The idea of classical biological control is to establish a living organism within an area where it has not occurred before. The living organism can be a natural enemy or competitor of the pest species. The aim of the organism in its new area is to provide pest long-term control. In many cases the target pests are not native species.

The aim of augmentative control or inundative control is to reduce pest population by using sufficient numbers of biological control organisms. In augmentative control, the introduction of organisms will normally need to be repeated.

In conservation biological control, control agents already exist in the target area. The idea of the conservation is to attempt to conserve or enrich the agents.

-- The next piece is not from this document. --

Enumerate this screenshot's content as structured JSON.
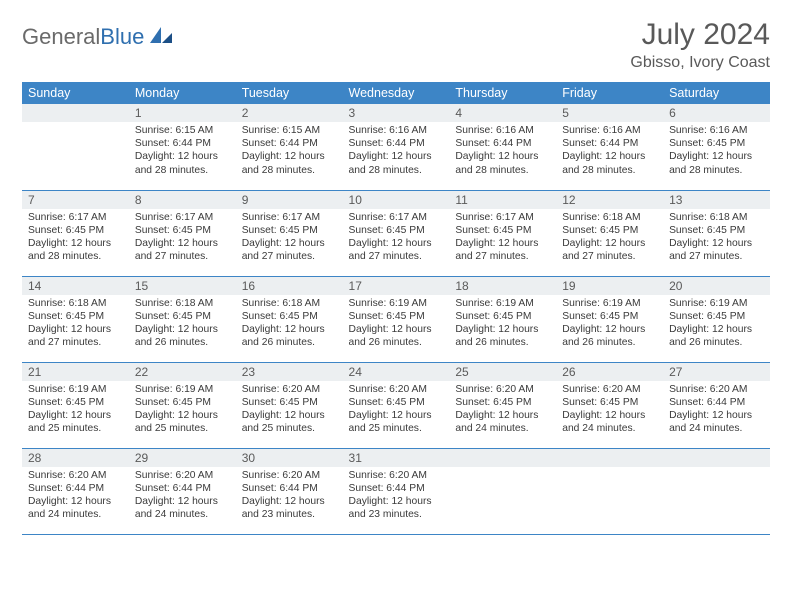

The function of neoclassical biological control is to use exotic non-indigenous agents. The target pests are indigenous. Since they were not in the same area before, this is referred to as a new association.

The ribbed pine borer (Rhagium inquisitor) is a forest pest. © Mia Vehkaoja

The ribbed pine borer (Rhagium inquisitor) is a forest pest. © Mia Vehkaoja

Sterilizing insects is a method of biological control. In this technique huge numbers of sterile, generally male insects, are released into the target area. The idea is that sterile males compete with the wild males for female insects. As a result there will be no offspring and pest populations begin reducing.

Selected natural enemies were previously preferred to be generalists, because non-target species provided alternative food when the target pest was absent. However, the likelihood of attacking non-target hosts is bigger with generalist or polyphagous agents. Nowadays the biological control agent species that are released should be highly specialist predators or relatively host-specific parasitoids. Agent species should control target populations effectively, but they should not affect non-target species. The characterization of suitable biological control agents is difficult because e.g. predator-prey –interactions are very complicated.